The field of driver assistance systems faces new technologies like vehicle-to-x (V2X) communication [1] and cloud services to improve safety on the streets. These upcoming functions carry new possibilities and new challenges as well. Thanks to scaling-up techniques, it is already possible to gather and manage huge amounts of data in the cloud with less time consumption compared to standard systems. This data is suitable to be used for statistics and pattern recognition based functions with time-critical demands.
But beside the development of these functions there is always a need for evaluation to assure correct functionality. Therefore, IAV created a concept to dynamically evaluate cloud-based active safety systems like the wrong-way driver detection function developed by IAV, which is conceived to warn oncoming vehicles on motorways. This goal is achieved with cloud and V2X techniques.

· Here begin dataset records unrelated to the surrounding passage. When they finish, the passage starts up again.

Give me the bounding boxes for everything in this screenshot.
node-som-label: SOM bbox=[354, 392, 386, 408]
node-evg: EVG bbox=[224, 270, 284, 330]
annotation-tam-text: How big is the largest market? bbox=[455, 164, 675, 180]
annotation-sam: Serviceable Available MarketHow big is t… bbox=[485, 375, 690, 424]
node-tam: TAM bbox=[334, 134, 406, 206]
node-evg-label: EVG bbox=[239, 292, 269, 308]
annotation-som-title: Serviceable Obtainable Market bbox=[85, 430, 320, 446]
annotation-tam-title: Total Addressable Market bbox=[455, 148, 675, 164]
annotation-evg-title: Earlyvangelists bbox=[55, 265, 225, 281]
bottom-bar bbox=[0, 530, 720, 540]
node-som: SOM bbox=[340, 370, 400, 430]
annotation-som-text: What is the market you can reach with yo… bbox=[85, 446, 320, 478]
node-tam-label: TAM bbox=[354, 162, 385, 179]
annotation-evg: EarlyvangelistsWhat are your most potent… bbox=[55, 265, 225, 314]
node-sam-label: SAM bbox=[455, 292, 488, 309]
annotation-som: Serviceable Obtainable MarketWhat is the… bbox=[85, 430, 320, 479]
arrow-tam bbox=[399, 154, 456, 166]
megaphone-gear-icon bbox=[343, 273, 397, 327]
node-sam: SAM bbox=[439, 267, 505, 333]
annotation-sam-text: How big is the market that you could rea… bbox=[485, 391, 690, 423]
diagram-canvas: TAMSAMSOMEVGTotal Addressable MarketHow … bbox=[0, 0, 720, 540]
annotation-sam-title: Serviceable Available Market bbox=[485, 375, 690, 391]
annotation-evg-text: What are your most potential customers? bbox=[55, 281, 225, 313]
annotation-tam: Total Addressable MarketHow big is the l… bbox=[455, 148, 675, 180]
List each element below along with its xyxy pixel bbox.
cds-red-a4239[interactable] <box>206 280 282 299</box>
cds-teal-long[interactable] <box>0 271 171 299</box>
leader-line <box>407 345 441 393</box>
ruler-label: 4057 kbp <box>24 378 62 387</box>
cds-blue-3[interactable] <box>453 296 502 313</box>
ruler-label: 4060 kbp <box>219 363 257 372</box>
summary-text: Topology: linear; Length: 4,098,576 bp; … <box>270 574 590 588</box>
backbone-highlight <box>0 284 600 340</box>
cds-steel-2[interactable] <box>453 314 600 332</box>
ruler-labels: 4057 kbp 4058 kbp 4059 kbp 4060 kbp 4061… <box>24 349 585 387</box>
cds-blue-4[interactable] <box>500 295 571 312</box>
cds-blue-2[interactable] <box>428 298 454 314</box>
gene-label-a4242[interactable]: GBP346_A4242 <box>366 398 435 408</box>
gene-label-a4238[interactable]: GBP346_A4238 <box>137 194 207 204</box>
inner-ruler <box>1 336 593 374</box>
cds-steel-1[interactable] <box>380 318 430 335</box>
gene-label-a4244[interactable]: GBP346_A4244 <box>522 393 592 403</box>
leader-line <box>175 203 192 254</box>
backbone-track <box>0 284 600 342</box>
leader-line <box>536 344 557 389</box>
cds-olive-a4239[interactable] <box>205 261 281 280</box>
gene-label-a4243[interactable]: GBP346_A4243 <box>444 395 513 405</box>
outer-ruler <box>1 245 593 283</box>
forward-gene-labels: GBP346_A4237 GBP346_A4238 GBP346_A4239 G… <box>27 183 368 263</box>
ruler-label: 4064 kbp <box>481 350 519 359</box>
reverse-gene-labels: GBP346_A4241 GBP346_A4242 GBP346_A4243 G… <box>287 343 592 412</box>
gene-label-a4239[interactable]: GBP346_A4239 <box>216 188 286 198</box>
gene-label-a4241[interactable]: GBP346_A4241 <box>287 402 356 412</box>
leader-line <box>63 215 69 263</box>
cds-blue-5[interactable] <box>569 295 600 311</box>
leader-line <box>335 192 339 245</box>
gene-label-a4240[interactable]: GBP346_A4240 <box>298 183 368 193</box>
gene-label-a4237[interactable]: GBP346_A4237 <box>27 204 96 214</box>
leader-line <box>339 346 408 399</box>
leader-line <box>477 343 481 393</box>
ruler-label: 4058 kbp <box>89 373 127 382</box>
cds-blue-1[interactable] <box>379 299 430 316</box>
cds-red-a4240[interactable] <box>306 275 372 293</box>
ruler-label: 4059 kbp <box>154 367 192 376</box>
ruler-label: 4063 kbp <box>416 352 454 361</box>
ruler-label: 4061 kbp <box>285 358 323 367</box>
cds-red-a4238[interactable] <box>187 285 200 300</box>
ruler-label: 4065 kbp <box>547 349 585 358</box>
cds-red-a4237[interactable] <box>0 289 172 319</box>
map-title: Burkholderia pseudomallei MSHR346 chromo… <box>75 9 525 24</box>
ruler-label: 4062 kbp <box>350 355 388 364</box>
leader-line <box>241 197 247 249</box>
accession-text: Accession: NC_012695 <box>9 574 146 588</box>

The wrong-way driver warning is a service running on the cloud, which receives V2X messages from vehicles including their positioning data, heading and other information to reference their traces via map matching [2] algorithms. An underlying database compares the data with continuously calculated thresholds to recognize wrong-way drivers and warn others in the surrounding areas via V2X against them. As changing infrastructures like construction sites have an effect on the false-positive rate of the classification, it needs to be dynamically tested if the function is able to react appropriately.
For this reason we propose an approach for an evaluation process based on an integrated self-controlling module. This module notices changes in trajectories which can be caused by changed traffic guidance and adapts the detection parameters. As a result, the following detection should classify the vehicles correctly based on the changed conditions.
The discussed process of the introduced wrong-way driver warning shows an example how a specific cloud- based function can be dynamically evaluated without dependence on the functional logic. Especially functions whose results strongly depend on ever-changing input data need solutions to test their behavior in critical situations. This approach delivers also a possible answer how to implement additional methods to create more flexible and long-term reliable cloud-based active safety systems.